Updated: January 23, 2020
The most common reason why gardeners fail with raising seedlings indoors is the dreaded dampening-off.
Cruelly, it strikes in the early stages causing the stems to shrivel and the young seedlings to topple over and die. One morning you wake up and your plants are no longer upright.
The cause is a microbial imbalance that allows a plant pathogen, frequently Pythium ultimum, to infect the plant.
After pondering this for a while, a thought occurred to me. Garden diseases result from imbalances of one kind or another. Is that the cause with dampening-off?
If true, what if I could use compost tea to maintain microbial balance? Would this reduce the chance of dampening-off.
Typically, gardeners use compost tea to increase the number of good microbes and create a balance between good and evil. So then, why wouldn’t compost tea work to improve overall seedling health and provide protection from dampening-off pathogens?
Let’s take a sec to get the legal words out of the way. This article may contain affiliate links. That means if you click and buy from my partners, I will make a tiny amount of money. This in no way affects my recommendations.
Grass is always greener under the compost tumbler
My interest in compost tea first started when I noticed that the grass under my compost tumbler grew lush and green. The rainwater washed through the composter and created a great plant elixir.

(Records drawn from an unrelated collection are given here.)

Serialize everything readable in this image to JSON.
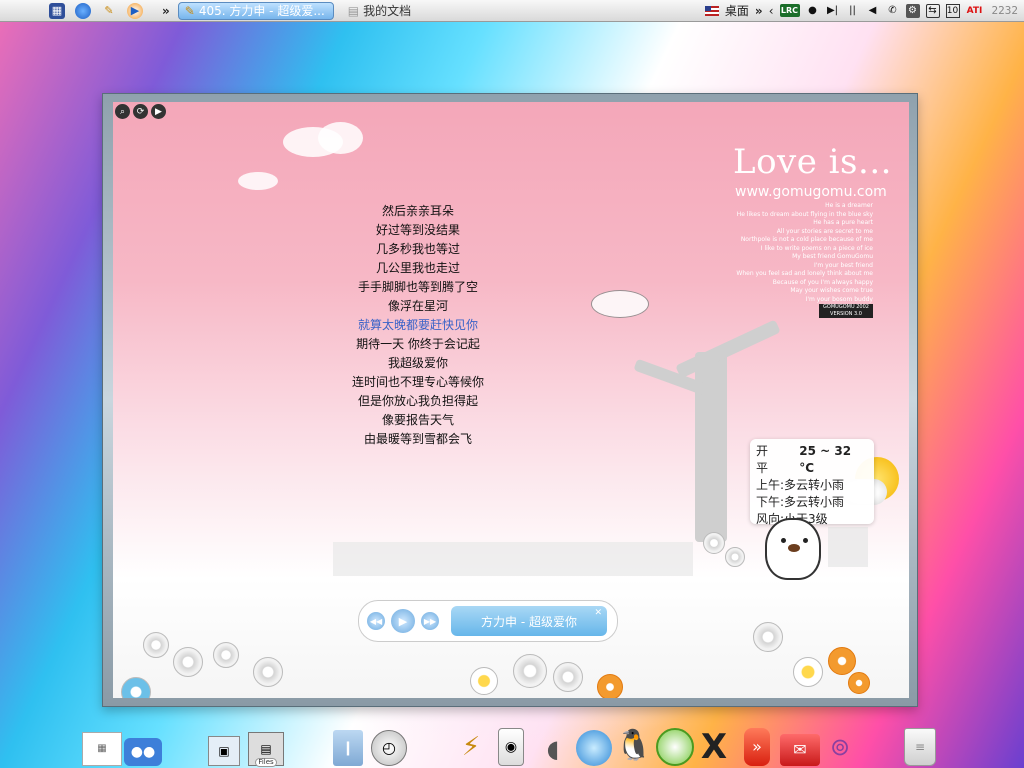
{
  "menubar": {
    "tasks": [
      {
        "label": "405. 方力申 - 超级爱...",
        "active": true
      },
      {
        "label": "我的文档",
        "active": false
      }
    ],
    "desktop_label": "桌面",
    "clock": "2232",
    "tray": {
      "lrc": "LRC",
      "ati": "ATI",
      "badge_10": "10"
    }
  },
  "player": {
    "lyrics": [
      "然后亲亲耳朵",
      "好过等到没结果",
      "几多秒我也等过",
      "几公里我也走过",
      "手手脚脚也等到腾了空",
      "像浮在星河",
      "就算太晚都要赶快见你",
      "期待一天 你终于会记起",
      "我超级爱你",
      "连时间也不理专心等候你",
      "但是你放心我负担得起",
      "像要报告天气",
      "由最暖等到雪都会飞"
    ],
    "current_lyric_index": 6,
    "skin": {
      "title": "Love is...",
      "url": "www.gomugomu.com",
      "poem": [
        "He is a dreamer",
        "He likes to dream about flying in the blue sky",
        "He has a pure heart",
        "All your stories are secret to me",
        "Northpole is not a cold place because of me",
        "I like to write poems on a piece of ice",
        "My best friend GomuGomu",
        "I'm your best friend",
        "When you feel sad and lonely think about me",
        "Because of you I'm always happy",
        "May your wishes come true",
        "I'm your bosom buddy"
      ],
      "badge_line1": "GOMUGOMU 2002",
      "badge_line2": "VERSION 3.0"
    },
    "weather": {
      "city": "开平",
      "temp": "25 ~ 32 °C",
      "morning": "上午:多云转小雨",
      "afternoon": "下午:多云转小雨",
      "wind": "风向:小于3级"
    },
    "controls": {
      "song_title": "方力申 - 超级爱你"
    }
  },
  "dock": {
    "files_label": "Files"
  },
  "colors": {
    "current_lyric": "#3a63c8",
    "skin_pink": "#f4a7b9",
    "control_blue": "#66b6ea"
  }
}
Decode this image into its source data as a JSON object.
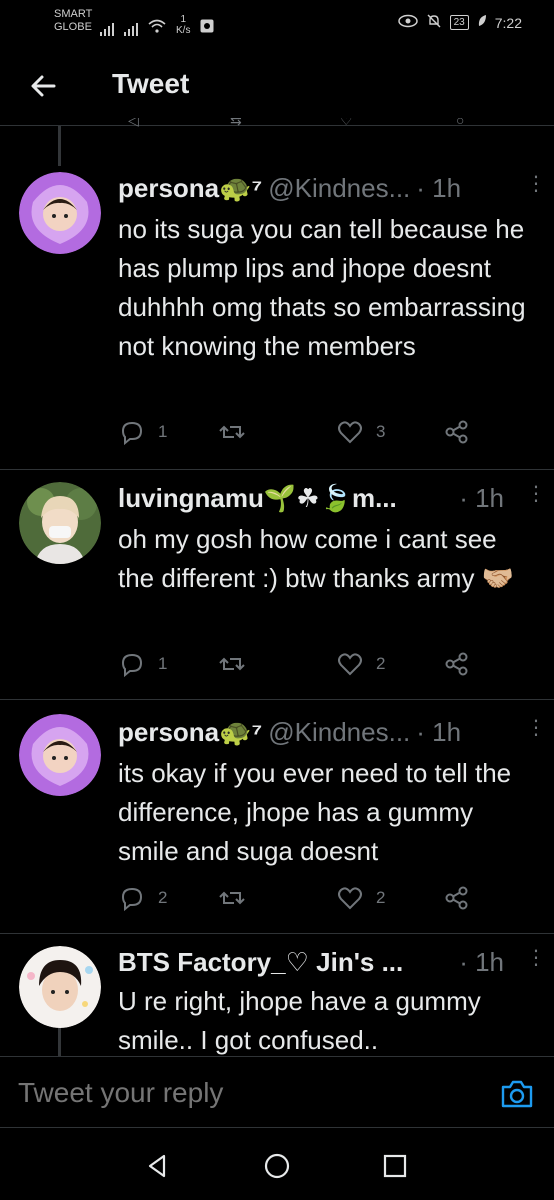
{
  "status_bar": {
    "carrier_line1": "SMART",
    "carrier_line2": "GLOBE",
    "net_speed_value": "1",
    "net_speed_unit": "K/s",
    "battery": "23",
    "time": "7:22"
  },
  "header": {
    "title": "Tweet"
  },
  "tweets": [
    {
      "display_name": "persona🐢⁷",
      "handle": "@Kindnes...",
      "time": "· 1h",
      "text": "no its suga you can tell because he has plump lips and jhope doesnt duhhhh omg thats so embarrassing not knowing the members",
      "replies": "1",
      "retweets": "",
      "likes": "3"
    },
    {
      "display_name": "luvingnamu🌱☘🍃m...",
      "handle": "",
      "time": "· 1h",
      "text": "oh my gosh how come i cant see the different :) btw thanks army 🤝🏼",
      "replies": "1",
      "retweets": "",
      "likes": "2"
    },
    {
      "display_name": "persona🐢⁷",
      "handle": "@Kindnes...",
      "time": "· 1h",
      "text": "its okay if you ever need to tell the difference, jhope has a gummy smile and suga doesnt",
      "replies": "2",
      "retweets": "",
      "likes": "2"
    },
    {
      "display_name": "BTS Factory_♡ Jin's ...",
      "handle": "",
      "time": "· 1h",
      "text": "U re right, jhope have a gummy smile.. I got confused..",
      "replies": "",
      "retweets": "",
      "likes": ""
    }
  ],
  "reply_bar": {
    "placeholder": "Tweet your reply"
  },
  "colors": {
    "background": "#000000",
    "accent": "#1d9bf0",
    "muted": "#71767b",
    "text": "#e7e9ea",
    "avatar_purple": "#b36be0"
  },
  "icons": [
    "back-arrow-icon",
    "reply-icon",
    "retweet-icon",
    "heart-icon",
    "share-icon",
    "camera-icon",
    "nav-back-icon",
    "nav-home-icon",
    "nav-recents-icon"
  ]
}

My wife heard me marvel at my unintended success with growing grass under the compost tumbler and bought me the necessary equipment for a homemade compost tea brewer for my birthday.
I supplied the very finished, homemade compost.
Now there’s a sexy birthday gift!
Brewing compost tea
Compost tea recipes are very easy to follow:
Step 1. Mix mature compost with water.
Step 2. Add food (molasses) for the microbes.
Step 3. Incubate while adding air to the liquid for 24 hours.
You’ll need to use a fish tank air pump to pump air into the solution. The hope is that the the good microbes exponentially multiply in this ideal environment
Here is a video from organic gardener Howard Garret that shows how it’s done:
A while back I used my new birthday gift to brew up a couple batches of tea. Then, I applied it to my plants in the garden.
The funny thing was that I didn’t see much if any improvement. I used it for both foliar feeding and as a soil drench, as the experts recommended. I chalked up the lack of success to the original compost not being “hot” enough with microbial activity.
Although it didn’t much help with my mature plants, it might still help with my seedlings. Right?
Compost tea on seedlings
It turns out that a 2004 study conducted by researchers from Oregon State University and the USDA Agriculture Research Service looked specifically at using compost tea on seedlings. The question they looked at was: Can you use tea to ward off dampening-off.
Unfortunately, the study results are no longer available. I suspect that someone lobbied to remove it from the Internet.
The researchers conducted the study on cucumber seedlings that had been intentionally infected with Pythium ultimum. They tested a number of types of compost made from a variety of original materials as well as a number of tea additives. Their testing methods used some of the best equipment possible to see if any of the teas would consistently suppress dampening-off.
The study showed that only compost tea made with the additives of kelp and humic acid were shown to consistently reduce dampening-off. None of the other formulations worked consistently.
The more startling conclusion was that tea made with molasses “inconsistently suppressed damping-off.”
This probably had to do with the residual molasses that was in the tea, which could have actually feed the pathogens. Also, the study concluded that diluting the compost tea, often recommended for seedlings, reduced any positive impact from the formulations.
Although many backyard gardeners can brew a good batch of compost tea, few can recreate the exacting methods required for success with dampening-off and seedlings.
More specifically, I would use your compost tea on mature plants and not on seedlings. And, even with mature plants, expect inconsistent results.